If true, the allegations will–and should–raise questions of the caliber of students Vanderbilt football coach James Franklin has been recruiting. Vandenburg, for instance, was a junior college transfer. How many non-football players does an elite school like Vanderbilt admit from junior colleges every year? I suspect the number is very small indeed.

But for those concerned with campus due process, the Vanderbilt affair has the potential to be an important turning point, since the university’s behavior provides a model of how colleges should handle allegations of sexual assault, a model that squarely rejects the solutions championed by on-campus activists and their allies in the Office for Civil Rights.

Underlying the anti-due process movement, which dramatically accelerated in 2011 with the “Dear Colleague” letter and the OCR investigation of Yale, is a basic assumption: that campus rape is the sort of crime that should not be investigated by the police or handled through the criminal process, since law enforcement authorities are insufficiently sensitive to accusers and the legal process provides too many protections to the accused. Far better, according to this theory, to set up a parallel system of “justice” in which conviction is almost certain, either because of absurdly low evidentiary standards or because the accused student is denied anything approaching due process. Yale’s “informal complaint” process is the perfect example of this concept, with the university having set up a process that the accuser functionally controls and in which the accused isn’t guaranteed a right to present evidence of his innocence.

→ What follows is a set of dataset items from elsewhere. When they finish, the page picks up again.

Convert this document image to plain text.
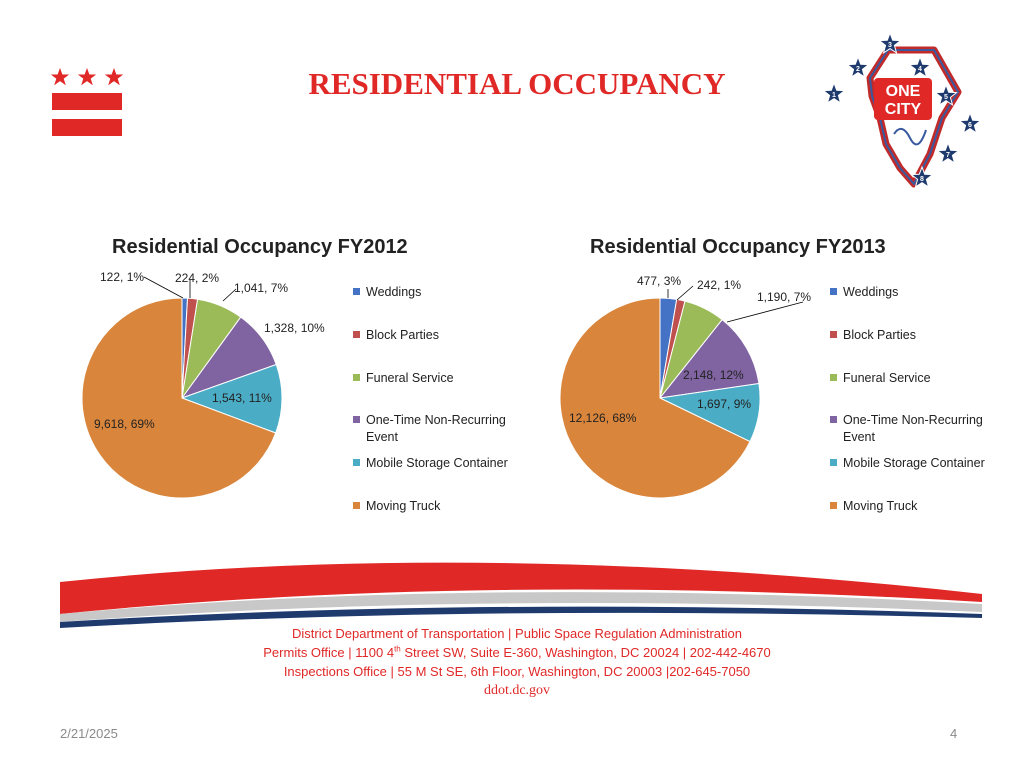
RESIDENTIAL OCCUPANCY	ONE
CITY
1
2
3
4
5
6
7
8
Residential Occupancy FY2012
122, 1%	224, 2%
1,041, 7%
1,328, 10%
1,543, 11%
9,618, 69%
Weddings
Block Parties
Funeral Service
One-Time Non-Recurring
Event
Mobile Storage Container
Moving Truck
Residential Occupancy FY2013
477, 3% 242, 1%
1,190, 7%
2,148, 12%
1,697, 9%
12,126, 68%
Weddings
Block Parties
Funeral Service
One-Time Non-Recurring
Event
Mobile Storage Container
Moving Truck
District Department of Transportation | Public Space Regulation Administration
Permits Office | 1100 4th Street SW, Suite E-360, Washington, DC 20024 | 202-442-4670
Inspections Office | 55 M St SE, 6th Floor, Washington, DC 20003 |202-645-7050
ddot.dc.gov
2/21/2025	4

According to a statement from the Nashville Police, when Vanderbilt university police discovered evidence of a possible crime (by examining dorm video on an unrelated issue), they quickly reported that evidence to the Nashville Police. As a result, the Nashville Police, rather than untrained university administrators, conducted the criminal investigation. It appears from the statement that Vanderbilt itself (not the accuser) made the initial decision to turn the matter over to police. In short, the university did precisely what on-campus “activists” seem to strongly oppose—it treated rape as a serious crime, and as such something to be investigated by trained authorities, outside the confines of the university.

The question now: will the anti-due process campus “activists” for whom figures such as the Times’ Richard Pérez-Peña and Inside Higher Ed’s Allie Grasgreen have served as virtual stenographers now denounce Vanderbilt, for reporting a possible crime to police rather than proceeding through rigged university procedures?


  • KC Johnson

    KC Johnson is a history professor at Brooklyn College and the City University of New York Graduate Center. He is the author, along with Stuart Taylor, of The Campus Rape Frenzy: The Attack on Due Process at America's Universities.

2 thoughts on “At Vanderbilt, Rape Is a Crime

  1. It was a cold evening in early March in Massachusetts, “bonechilling” the way it can only be when it is slightly above freezing and the damp wind is from the NorthEast, and spitting snow.
    It was a Friday night and a row of young ladies were sitting on the bench of the bus stop, all attired in micro-mini skirts and shivering as the snow melted on their bare legs. They were desperately hoping that a young man — any young man — would pay a scintilla of attention to them, but the young men were all standing together in a group on the other side of the sidewalk, not daring to even make eye contact the young ladies.
    This is what we have come to — half frozen young women dressing not for comfort but to attract young men, potentially putting their health at risk in the process, and even then the young men ignored them.
    There is a real cost to *women* from all of this anti-male stuff. It’s hard enough anyway for a young man to express a romantic interest to a young lady, and all of this stuff raises the stakes to the point where they don’t dare anymore. It doesn’t affect the jerks, but the decent guys, the guys whom the women want to meet, get scared away.
    And thus you wind up with women risking pneumonia, shivering as they sit nearly naked on a wooden bench in a snowstorm, and even then unable to attract the attention of the young men whom they desperately want to have sexually interested in them.
    I don’t think this is what the feminist movement was all about — nor am I convinced that the young women of today are better off.
    When I was an undergrad, the young ladies wore jeans — and thermal underwear underneath their jeans when it was snowing. They didn’t need to risk exposure to the elements in order to attract the attention of young men back then, and I’m struck at how times have change.